Section 10 of the Customs Tariff directs that classification of imported goods shall be determined in accordance with the General Rules for the Interpretation of the Harmonized System. Section 11 of the Customs Tariff states that in interpreting the headings and subheadings, regard shall be had to the World Customs Organization's (WCO) Explanatory Notes to the Harmonized Commodity Description and Coding System.
General Interpretative Rule 1 (GIR 1) directs that titles of Sections, Chapters and Sub-Chapters are provided for ease of reference only. For legal purposes, classification shall be determined according to the terms of the heading and any relative Section and Chapter Notes. Similarly, General Interpretative Rule 6 (GIR 6) directs that classification shall be determined according to the terms of those subheadings and any related Subheading Notes.

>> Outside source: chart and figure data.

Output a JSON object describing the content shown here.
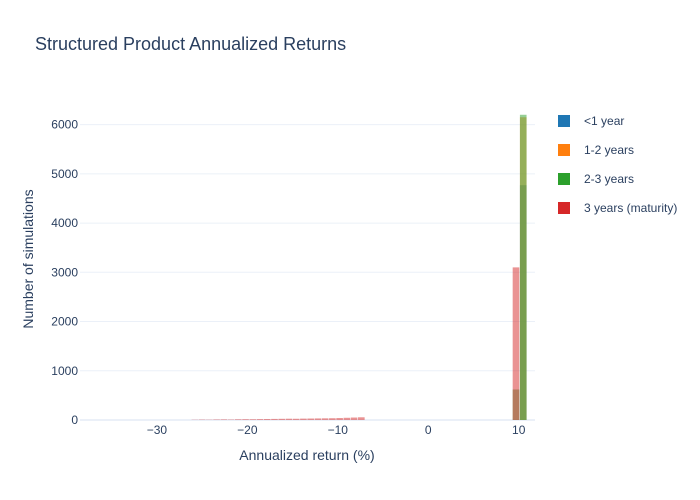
{
  "chart_data": {
    "type": "bar",
    "title": "Structured Product Annualized Returns",
    "xlabel": "Annualized return (%)",
    "ylabel": "Number of simulations",
    "xlim": [
      -38.5,
      11.8
    ],
    "ylim": [
      0,
      6500
    ],
    "x_ticks": [
      {
        "value": -30,
        "label": "−30"
      },
      {
        "value": -20,
        "label": "−20"
      },
      {
        "value": -10,
        "label": "−10"
      },
      {
        "value": 0,
        "label": "0"
      },
      {
        "value": 10,
        "label": "10"
      }
    ],
    "y_ticks": [
      {
        "value": 0,
        "label": "0"
      },
      {
        "value": 1000,
        "label": "1000"
      },
      {
        "value": 2000,
        "label": "2000"
      },
      {
        "value": 3000,
        "label": "3000"
      },
      {
        "value": 4000,
        "label": "4000"
      },
      {
        "value": 5000,
        "label": "5000"
      },
      {
        "value": 6000,
        "label": "6000"
      }
    ],
    "bin_width": 0.8,
    "grid": true,
    "legend_position": "right",
    "barmode": "overlay",
    "opacity": 0.5,
    "series": [
      {
        "name": "<1 year",
        "color": "#1f77b4",
        "bars": [
          {
            "x": 10.5,
            "y": 4770
          }
        ]
      },
      {
        "name": "1-2 years",
        "color": "#ff7f0e",
        "bars": [
          {
            "x": 10.5,
            "y": 6150
          }
        ]
      },
      {
        "name": "2-3 years",
        "color": "#2ca02c",
        "bars": [
          {
            "x": 9.7,
            "y": 620
          },
          {
            "x": 10.5,
            "y": 6200
          }
        ]
      },
      {
        "name": "3 years (maturity)",
        "color": "#d62728",
        "bars": [
          {
            "x": -25.8,
            "y": 5
          },
          {
            "x": -25.0,
            "y": 8
          },
          {
            "x": -24.2,
            "y": 6
          },
          {
            "x": -23.4,
            "y": 10
          },
          {
            "x": -22.6,
            "y": 12
          },
          {
            "x": -21.8,
            "y": 9
          },
          {
            "x": -21.0,
            "y": 14
          },
          {
            "x": -20.2,
            "y": 16
          },
          {
            "x": -19.4,
            "y": 15
          },
          {
            "x": -18.6,
            "y": 18
          },
          {
            "x": -17.8,
            "y": 20
          },
          {
            "x": -17.0,
            "y": 22
          },
          {
            "x": -16.2,
            "y": 24
          },
          {
            "x": -15.4,
            "y": 26
          },
          {
            "x": -14.6,
            "y": 25
          },
          {
            "x": -13.8,
            "y": 28
          },
          {
            "x": -13.0,
            "y": 30
          },
          {
            "x": -12.2,
            "y": 32
          },
          {
            "x": -11.4,
            "y": 34
          },
          {
            "x": -10.6,
            "y": 36
          },
          {
            "x": -9.8,
            "y": 40
          },
          {
            "x": -9.0,
            "y": 45
          },
          {
            "x": -8.2,
            "y": 50
          },
          {
            "x": -7.4,
            "y": 55
          },
          {
            "x": 9.7,
            "y": 3100
          }
        ]
      }
    ]
  }
}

If the classification of an article cannot be determined in accordance with GIR 1, then regard must be had to the subsequent GIRs. Goods consisting of more than one material or substance shall be classified according to the principles of GIR 3. In this case, GIR 3(b) applies and the submitted article is classified based on the polyester resin component which provides the essential character.
As such, the submitted article is classified under tariff classification number 3926.40.10.00 as a statuette of plastics of the Canadian Customs Tariff in accordance with GIR 3(b).
This ruling has been issued under paragraph 43.1(1)(c) of the Customs Act and will be honoured by the CBSA for future importations of the goods specified, provided the material facts and circumstances remain as originally presented; all conditions in the ruling have been met; the ruling has not been modified, revoked, revised, or cancelled; and the Customs Tariff legislation has not changed. Should there be a change in the material facts or circumstances pertaining to the goods, you must notify the CBSA as soon as possible. You may request that the advance ruling be modified or revoked as of the date of the change.
Importers should quote the advance ruling number at the time of importation in either the description field of the B3 entry document or on the Canada Customs Invoice. Exporters or producers should quote the advance ruling number on the Certificate of Origin or commercial invoice accompanying the goods.
Should you disagree with this advance ruling, you may file a dispute notice under subsection 60(2) of the Customs Act within 90 days of the date of issuance. Please see the procedures outlined in Appendix C of the CBSA’s Memorandum D11-11-3, Advance Rulings for Tariff Classification.
This advance ruling is considered ‘reason to believe’ for the purposes of section 32.2 of the Customs Act and the CBSA’s Administrative Monetary Penalty System, described in Memorandum D22-1-1.
All Memoranda referenced in this letter may be accessed on the CBSA website.
Consent to the Public Release of the Advance Ruling
As per your consent statement, we will release this advance ruling to the public, in both official languages, in accordance with the procedures described in Memorandum D11-11-3. The ruling will be published on the CBSA website in 30 days.